T-minus 5 months until I head to California to participate in the Inaugrual Dumbo Double Dare at Disneyland! I am so incredibly excited about this race, but also a little nervous with how little running I have done since the Disney Princess half marathon and the Georgia Publix half marathon.
That being said, I am going to start making small, attainable goals for myself, posting them here, and then debriefing at the end of the month with how I have done.
1. Blog 3-4 times a week
I feel like since my races have been over I haven’t been as active of a blogger, and I want to change that. I am going to start adding more weekly blog posts (Foodie Friday coming this week!) and since my training for the Dumbo Challenge is about to kick into full force, catching you guys up on how it’s going.
2. Run 3x a week
As I mentioned, I want (and need) to pick up my pace and improve my time in my races. I will make it an effort to do two short runs during the week and a longer run on the weekends.

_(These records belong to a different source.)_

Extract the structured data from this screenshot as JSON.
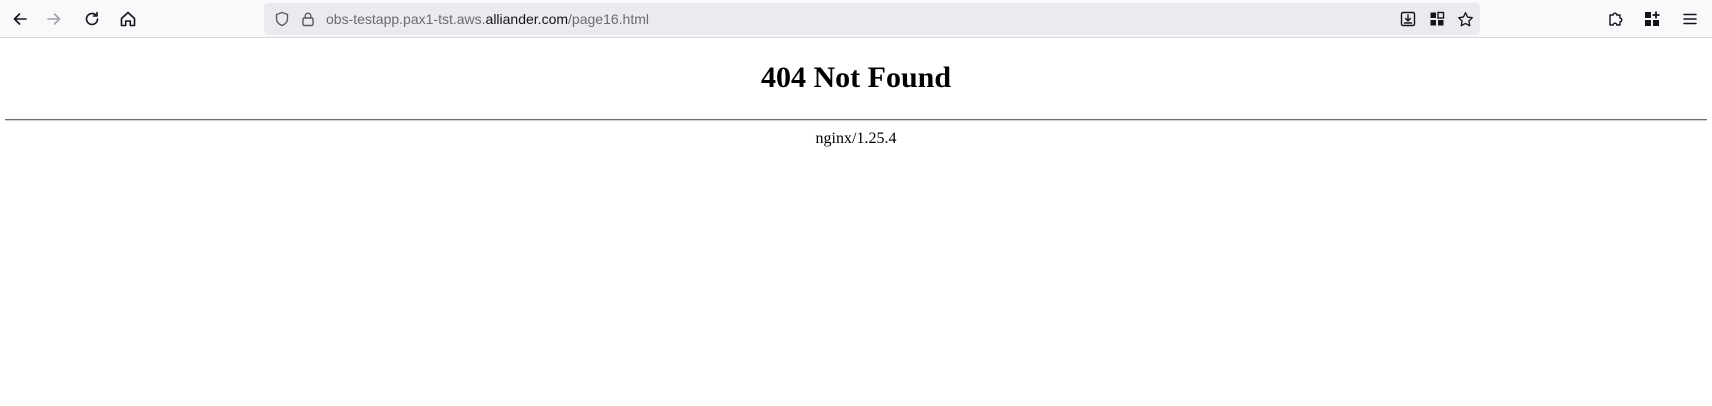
{
  "browser": {
    "url": {
      "prefix": "obs-testapp.pax1-tst.aws.",
      "domain": "alliander.com",
      "path": "/page16.html"
    },
    "icons": {
      "back": "arrow-left-icon",
      "forward": "arrow-right-icon",
      "reload": "reload-icon",
      "home": "home-icon",
      "tracking_protection": "shield-icon",
      "security": "lock-icon",
      "save_to_pocket": "download-tray-icon",
      "grid": "grid-icon",
      "bookmark": "star-icon",
      "extensions": "puzzle-icon",
      "apps": "apps-icon",
      "menu": "hamburger-menu-icon"
    },
    "forward_disabled": true
  },
  "page": {
    "heading": "404 Not Found",
    "server_signature": "nginx/1.25.4"
  }
}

3. Pack mine and hubby’s lunches 2-3 times a week
We have gotten in the habit of eating out for lunch, and that adds up not only on the credit card, but on the scale. I plan to pack healthy and tasty lunches for us to have at work instead of grabbing something fast.

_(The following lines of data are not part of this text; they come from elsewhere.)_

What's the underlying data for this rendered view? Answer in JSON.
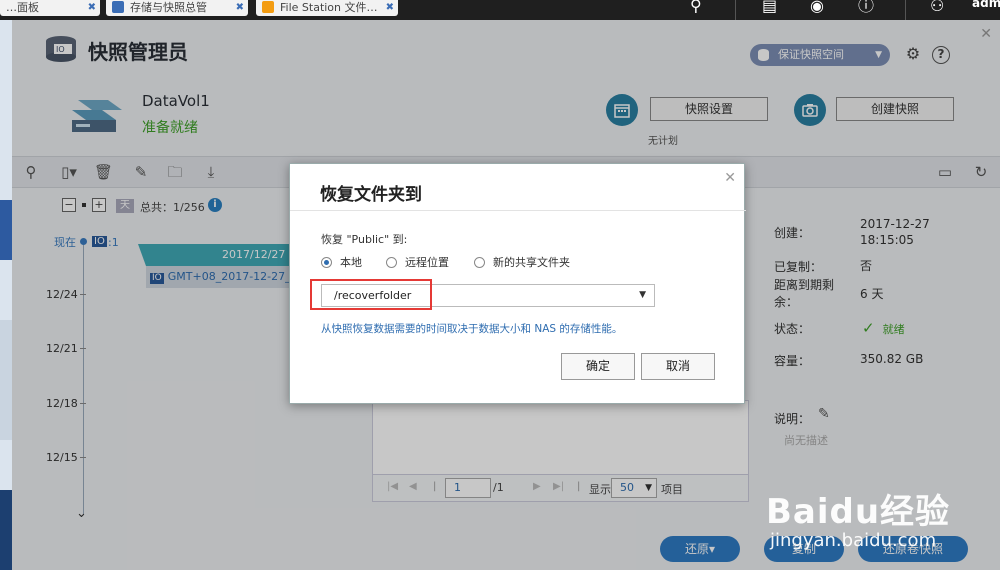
{
  "browser_tabs": [
    {
      "label": "…面板"
    },
    {
      "label": "存储与快照总管"
    },
    {
      "label": "File Station 文件…"
    }
  ],
  "topbar": {
    "user": "adm"
  },
  "app": {
    "title": "快照管理员",
    "guarantee_label": "保证快照空间",
    "colors": {
      "accent": "#2f7bc4",
      "teal": "#2a7fa2",
      "ok": "#3fa02a",
      "highlight": "#e53935"
    }
  },
  "volume": {
    "name": "DataVol1",
    "status": "准备就绪",
    "snapshot_settings_label": "快照设置",
    "no_plan": "无计划",
    "create_snapshot_label": "创建快照"
  },
  "toolbar": {
    "icons": [
      "search-icon",
      "view-icon",
      "delete-icon",
      "edit-icon",
      "folder-icon",
      "download-icon",
      "window-icon",
      "refresh-icon"
    ]
  },
  "timeline": {
    "day_label": "天",
    "total": "总共：1/256",
    "now_label": "现在",
    "now_count": ":1",
    "dates": [
      "12/24",
      "12/21",
      "12/18",
      "12/15"
    ],
    "banner_date": "2017/12/27",
    "snapshot_item": "GMT+08_2017-12-27_1"
  },
  "pager": {
    "page": "1",
    "of_pages": "/1",
    "show_label": "显示",
    "per_page": "50",
    "items_label": "项目"
  },
  "details": {
    "created_label": "创建：",
    "created_value": "2017-12-27",
    "created_time": "18:15:05",
    "copied_label": "已复制：",
    "copied_value": "否",
    "expiry_label": "距离到期剩",
    "expiry_label2": "余：",
    "expiry_value": "6 天",
    "state_label": "状态：",
    "state_value": "就绪",
    "capacity_label": "容量：",
    "capacity_value": "350.82 GB",
    "desc_label": "说明：",
    "desc_value": "尚无描述"
  },
  "bottom_buttons": {
    "restore": "还原",
    "copy": "复制",
    "restore_volume": "还原卷快照"
  },
  "watermark": {
    "text": "Baidu经验",
    "url": "jingyan.baidu.com"
  },
  "dialog": {
    "title": "恢复文件夹到",
    "prompt": "恢复 \"Public\" 到:",
    "options": [
      {
        "label": "本地",
        "selected": true
      },
      {
        "label": "远程位置",
        "selected": false
      },
      {
        "label": "新的共享文件夹",
        "selected": false
      }
    ],
    "path_value": "/recoverfolder",
    "note": "从快照恢复数据需要的时间取决于数据大小和 NAS 的存储性能。",
    "ok_label": "确定",
    "cancel_label": "取消"
  }
}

4. Get up better in the mornings
If you don’t already know me, I am NOT a morning person. I will hit the alarm until the last minute when I have just enough time to jump in the shower, throw my hair back, toss on some clothes and get out the door. I want to have time to get ready and stop for a coffee on the way to work and not have to worry about getting into traffic or behind a slow driver.
I realize these aren’t all fitness goals, but we all have areas in our lives where we want to improve, and ultimately these will all benefit me in the end.
What are your April goals? Do you have any favorite lunches that you like to take to work with you?